Por último, la futura reforma del sistema de pensiones también afecta a la jubilación parcial, existente en la actualidad, pero de escaso uso. El Gobierno pretende flexibilizar su uso, corregir su abuso, o acumulando el 60% de la jornada al inicio de la misma en actividades que impliquen situaciones peligrosas o comprometan la seguridad de terceros se pueda acumular al inicio de esta prestación.

Sobre las cláusulas de jubilación forzosa establecidas por convenio colectivo, el planteamiento pasa por «proponer un modelo parecido al francés, que no aplica las cláusulas hasta los 68 años, con políticas activas para incentivar la permanencia». No obstante, para las cláusulas que se hubieran incluido en los convenios colectivos bajo la normativa actual, se pondría en marcha después de la finalización del convenio y existiría un periodo transitorio.

Casos prácticos de retraso de la edad de jubilación

Durante su comparecencia ante la comisión del Pacto de Toledo, el ministro planteó algunos ejemplos para conocer sus efectos en los trabajadores que decidan seguir trabajando más allá de la edad legal de jubilación. Así, concretó que los ingresos de un jubilado al que le correspondería una pensión anual de 15.000 euros se verían incrementados hasta los 21.285 euros en el primer año de demora de la jubilación y hasta los 27.570 euros en el segundo año, a razón de 6.285 euros por cada ejercicio de permanencia en el mercado laboral, cifra que subiría a 6.912 euros en los casos de carreras de cotización más largas. Más ejemplos: para una pensión de 9.569 euros, ese pago único sería de 4.786 euros y de 5.265 con más de 44,5 años cotizados, mientras que en una pensión de 20.000 euros, el cheque sería de 7.482 y 8.230 euros, respectivamente.

Pero también se deja abierta la posibilidad de transformar este incentivo de paga única por incrementos del 4% de la base reguladora de la pensión por cada uno de los años que se retrase la jubilación. En estos momentos, este incentivo es el que existe y se encuentra entre el 2% y el 4%.

Otra tercera posibilidad queda abierta a la negociación, que consistiría en combinar las dos primeras. Esto es, una parte (como, por ejemplo, el 50%) se cobraría en una paga única y el resto incrementando la pensión.

Revalorización con el IPC

En cuanto a la revalorización de las pensiones cada año, el Gobierno opta con su propuesta en actualizarlas de acuerdo en el IPC que registre el año anterior. Escrivá ha descartado que en caso de una inflación negativa se vayan a recortar las pensiones: “quedarían inalteradas” en ese caso. No obstante, la cuantía de las pensiones de los tres años posteriores a un IPC negativo compensaría esa diferencia. Únicamente las pensiones mínimas quedarían liberadas de esa compensación.

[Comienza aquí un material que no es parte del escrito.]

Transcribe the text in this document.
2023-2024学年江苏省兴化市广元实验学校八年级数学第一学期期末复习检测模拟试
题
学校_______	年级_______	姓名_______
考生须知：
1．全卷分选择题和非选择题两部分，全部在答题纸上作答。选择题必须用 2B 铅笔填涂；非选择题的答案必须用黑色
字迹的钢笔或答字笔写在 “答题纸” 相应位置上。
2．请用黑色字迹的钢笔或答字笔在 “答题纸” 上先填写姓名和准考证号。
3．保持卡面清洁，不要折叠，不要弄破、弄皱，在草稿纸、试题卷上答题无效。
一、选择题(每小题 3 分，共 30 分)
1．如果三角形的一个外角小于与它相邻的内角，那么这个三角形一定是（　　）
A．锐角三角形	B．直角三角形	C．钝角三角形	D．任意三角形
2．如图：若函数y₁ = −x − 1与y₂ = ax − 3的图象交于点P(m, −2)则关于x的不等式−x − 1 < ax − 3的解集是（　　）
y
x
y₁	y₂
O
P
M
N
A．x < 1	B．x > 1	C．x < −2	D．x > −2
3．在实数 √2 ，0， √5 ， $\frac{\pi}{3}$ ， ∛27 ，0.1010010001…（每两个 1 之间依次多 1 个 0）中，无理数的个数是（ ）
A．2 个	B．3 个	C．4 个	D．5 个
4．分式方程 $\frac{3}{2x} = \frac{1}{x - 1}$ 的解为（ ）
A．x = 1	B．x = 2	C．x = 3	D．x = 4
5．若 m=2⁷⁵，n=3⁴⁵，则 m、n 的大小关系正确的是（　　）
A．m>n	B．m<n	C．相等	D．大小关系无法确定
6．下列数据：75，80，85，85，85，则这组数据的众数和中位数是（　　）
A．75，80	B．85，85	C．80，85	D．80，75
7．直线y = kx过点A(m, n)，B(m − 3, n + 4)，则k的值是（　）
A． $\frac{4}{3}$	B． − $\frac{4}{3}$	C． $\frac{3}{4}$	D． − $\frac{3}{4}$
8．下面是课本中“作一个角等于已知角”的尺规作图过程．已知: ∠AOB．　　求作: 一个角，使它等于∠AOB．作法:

Por último, la reforma del sistema público de las pensiones también incluye cambios en el sistema de los trabajadores autónomos, para los que se está negociando establecer 13 tramos de cotización con el objetivo de adaptar el sistema de recaudación al mayor número de situaciones de este tipo de trabajadores. La propuesta tiene como objetivo dar flexibilidad a un mecanismo ahora demasiado enconsertado, ofreciendo al autónomo la posibilidad de elegir la cotización cada año en función de los ingresos que espera obtener y dándole la posibilidad de modificarla varias veces al año según los ingresos reales que consiga.